L’Arcom poursuit sa lutte contre les sites web pornographiques
En effet, le désormais (tristement) célèbre régulateur de la communication audiovisuelle et numérique, récemment à l’origine de la fermeture des chaînes de la TNT C8 et NRJ12, est doté de pouvoirs de sanction financière, de blocage et de déréférencement des sites pornographiques laissés accessibles aux mineurs en infraction avec le droit pénal français. Les sites en question sont tenus de garantir que les mineurs ne puissent pas y accéder, mais selon une étude Médiamétrie de 2024, près de 40% des mineurs y accèdent néanmoins chaque mois.

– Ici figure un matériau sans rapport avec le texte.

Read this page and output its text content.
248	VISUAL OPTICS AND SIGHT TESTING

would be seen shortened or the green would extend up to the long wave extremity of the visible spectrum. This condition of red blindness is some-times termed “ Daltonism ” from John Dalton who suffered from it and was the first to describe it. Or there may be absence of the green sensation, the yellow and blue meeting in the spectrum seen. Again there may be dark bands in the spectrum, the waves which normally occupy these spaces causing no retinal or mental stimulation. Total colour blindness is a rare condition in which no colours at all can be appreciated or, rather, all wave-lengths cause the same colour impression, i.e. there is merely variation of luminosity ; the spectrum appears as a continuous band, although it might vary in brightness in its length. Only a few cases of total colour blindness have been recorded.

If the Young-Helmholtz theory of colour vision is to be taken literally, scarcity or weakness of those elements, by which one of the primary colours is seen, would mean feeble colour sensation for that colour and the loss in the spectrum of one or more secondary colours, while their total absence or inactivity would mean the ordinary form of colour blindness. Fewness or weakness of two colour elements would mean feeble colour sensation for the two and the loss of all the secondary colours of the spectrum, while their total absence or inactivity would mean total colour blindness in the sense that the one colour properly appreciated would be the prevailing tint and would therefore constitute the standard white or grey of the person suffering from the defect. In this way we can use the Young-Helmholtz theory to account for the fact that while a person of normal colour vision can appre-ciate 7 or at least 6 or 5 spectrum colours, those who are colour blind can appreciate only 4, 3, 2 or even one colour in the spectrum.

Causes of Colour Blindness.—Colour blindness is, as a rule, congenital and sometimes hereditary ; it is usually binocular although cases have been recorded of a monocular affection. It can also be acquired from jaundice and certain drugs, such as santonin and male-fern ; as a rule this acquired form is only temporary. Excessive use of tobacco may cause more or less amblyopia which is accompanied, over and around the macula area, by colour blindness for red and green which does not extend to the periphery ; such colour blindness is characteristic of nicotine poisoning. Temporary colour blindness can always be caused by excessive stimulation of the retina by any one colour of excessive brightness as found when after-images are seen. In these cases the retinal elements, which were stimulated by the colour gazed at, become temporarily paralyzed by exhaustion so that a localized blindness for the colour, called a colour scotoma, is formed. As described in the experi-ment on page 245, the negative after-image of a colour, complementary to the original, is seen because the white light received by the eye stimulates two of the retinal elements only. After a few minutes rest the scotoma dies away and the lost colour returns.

Et parmi les sites établis en France ou en dehors de l’Union, qui sont soumis au référentiel de l’Arcom depuis janvier 2025, l’Autorité a d’ores et déjà procédé à des vérifications sur six services parmi les plus fréquentés. Et aucun de ces services n’a mis en œuvre un système de vérification de l’âge, bien qu’ils y soient tenus. Par ailleurs, l’un d’entre eux n’avait pas non plus rendu disponibles l’identité de son fournisseur, ni son adresse, en violation de la loi.

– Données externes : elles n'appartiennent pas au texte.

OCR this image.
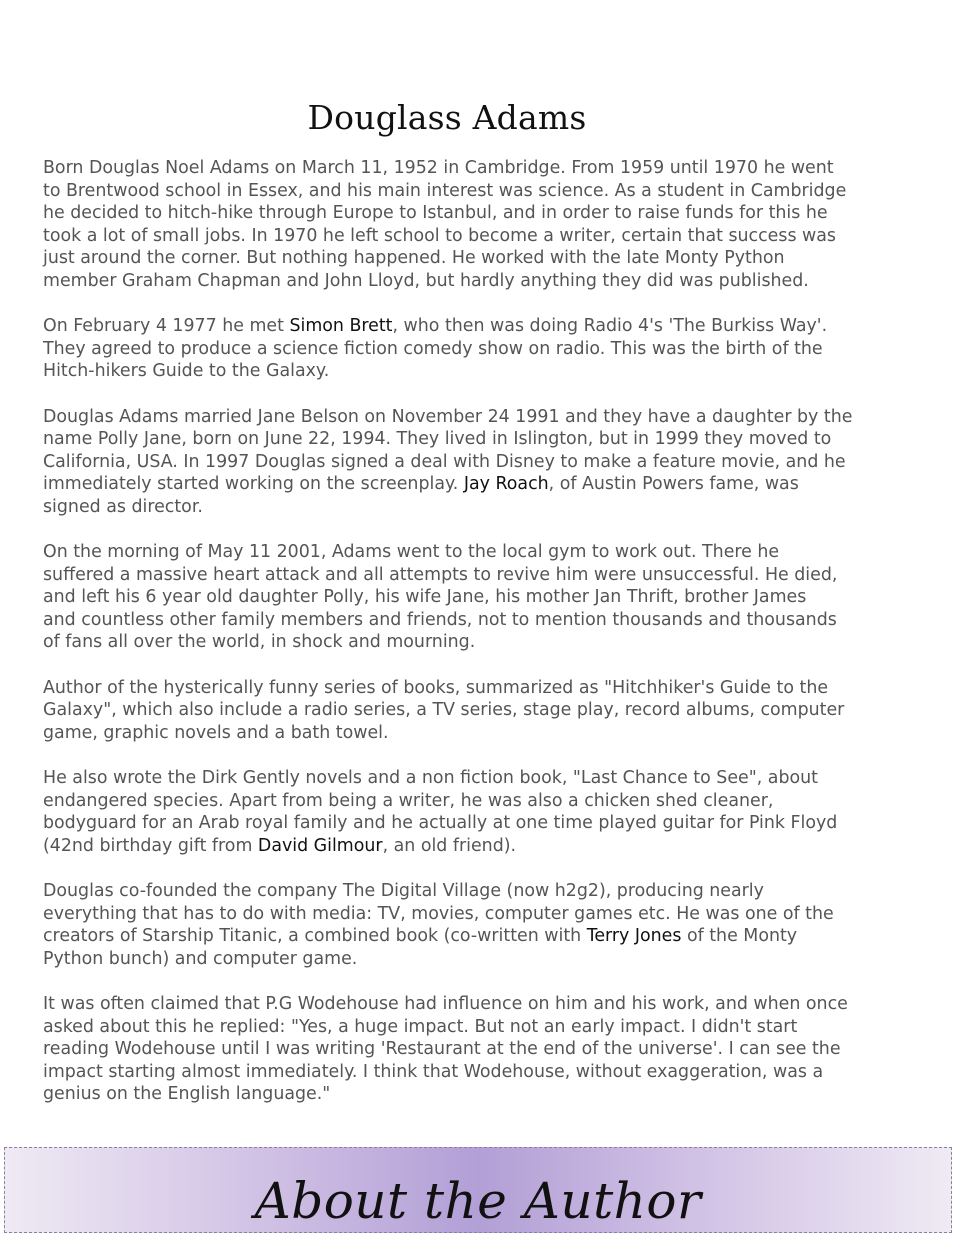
Douglass Adams

Born Douglas Noel Adams on March 11, 1952 in Cambridge. From 1959 until 1970 he went
to Brentwood school in Essex, and his main interest was science. As a student in Cambridge
he decided to hitch-hike through Europe to Istanbul, and in order to raise funds for this he
took a lot of small jobs. In 1970 he left school to become a writer, certain that success was
just around the corner. But nothing happened. He worked with the late Monty Python
member Graham Chapman and John Lloyd, but hardly anything they did was published.

On February 4 1977 he met Simon Brett, who then was doing Radio 4's 'The Burkiss Way'.
They agreed to produce a science fiction comedy show on radio. This was the birth of the
Hitch-hikers Guide to the Galaxy.

Douglas Adams married Jane Belson on November 24 1991 and they have a daughter by the
name Polly Jane, born on June 22, 1994. They lived in Islington, but in 1999 they moved to
California, USA. In 1997 Douglas signed a deal with Disney to make a feature movie, and he
immediately started working on the screenplay. Jay Roach, of Austin Powers fame, was
signed as director.

On the morning of May 11 2001, Adams went to the local gym to work out. There he
suffered a massive heart attack and all attempts to revive him were unsuccessful. He died,
and left his 6 year old daughter Polly, his wife Jane, his mother Jan Thrift, brother James
and countless other family members and friends, not to mention thousands and thousands
of fans all over the world, in shock and mourning.

Author of the hysterically funny series of books, summarized as "Hitchhiker's Guide to the
Galaxy", which also include a radio series, a TV series, stage play, record albums, computer
game, graphic novels and a bath towel.

He also wrote the Dirk Gently novels and a non fiction book, "Last Chance to See", about
endangered species. Apart from being a writer, he was also a chicken shed cleaner,
bodyguard for an Arab royal family and he actually at one time played guitar for Pink Floyd
(42nd birthday gift from David Gilmour, an old friend).

Douglas co-founded the company The Digital Village (now h2g2), producing nearly
everything that has to do with media: TV, movies, computer games etc. He was one of the
creators of Starship Titanic, a combined book (co-written with Terry Jones of the Monty
Python bunch) and computer game.

It was often claimed that P.G Wodehouse had influence on him and his work, and when once
asked about this he replied: "Yes, a huge impact. But not an early impact. I didn't start
reading Wodehouse until I was writing 'Restaurant at the end of the universe'. I can see the
impact starting almost immediately. I think that Wodehouse, without exaggeration, was a
genius on the English language."

About the Author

Pour celui-ci, l’Arcom indique s’être adressé “à plusieurs fournisseurs d’accès à internet, fournisseurs de systèmes de résolution de noms de domaine et moteurs de recherche des demandes de blocage ou de déréférencement, visant à garantir que l’accès au site contrevenant soit empêché“. Si l’Arcom prend le soin de ne pas nommer le site en question, il pourrait s’agir de Cam’s Chat.
Pour ce qui est des 5 autres services, l’Arcom indique avoir envoyé des lettres d’observations, première étape à un éventuel blocage si le manquement devait perdurer, blocage qui peut être prononcé pour une durée maximale de deux ans. Pour l’Arcom, il s’agit “d’améliorer la protection des mineurs sur internet, en général, et contre la pornographie en ligne, en particulier“.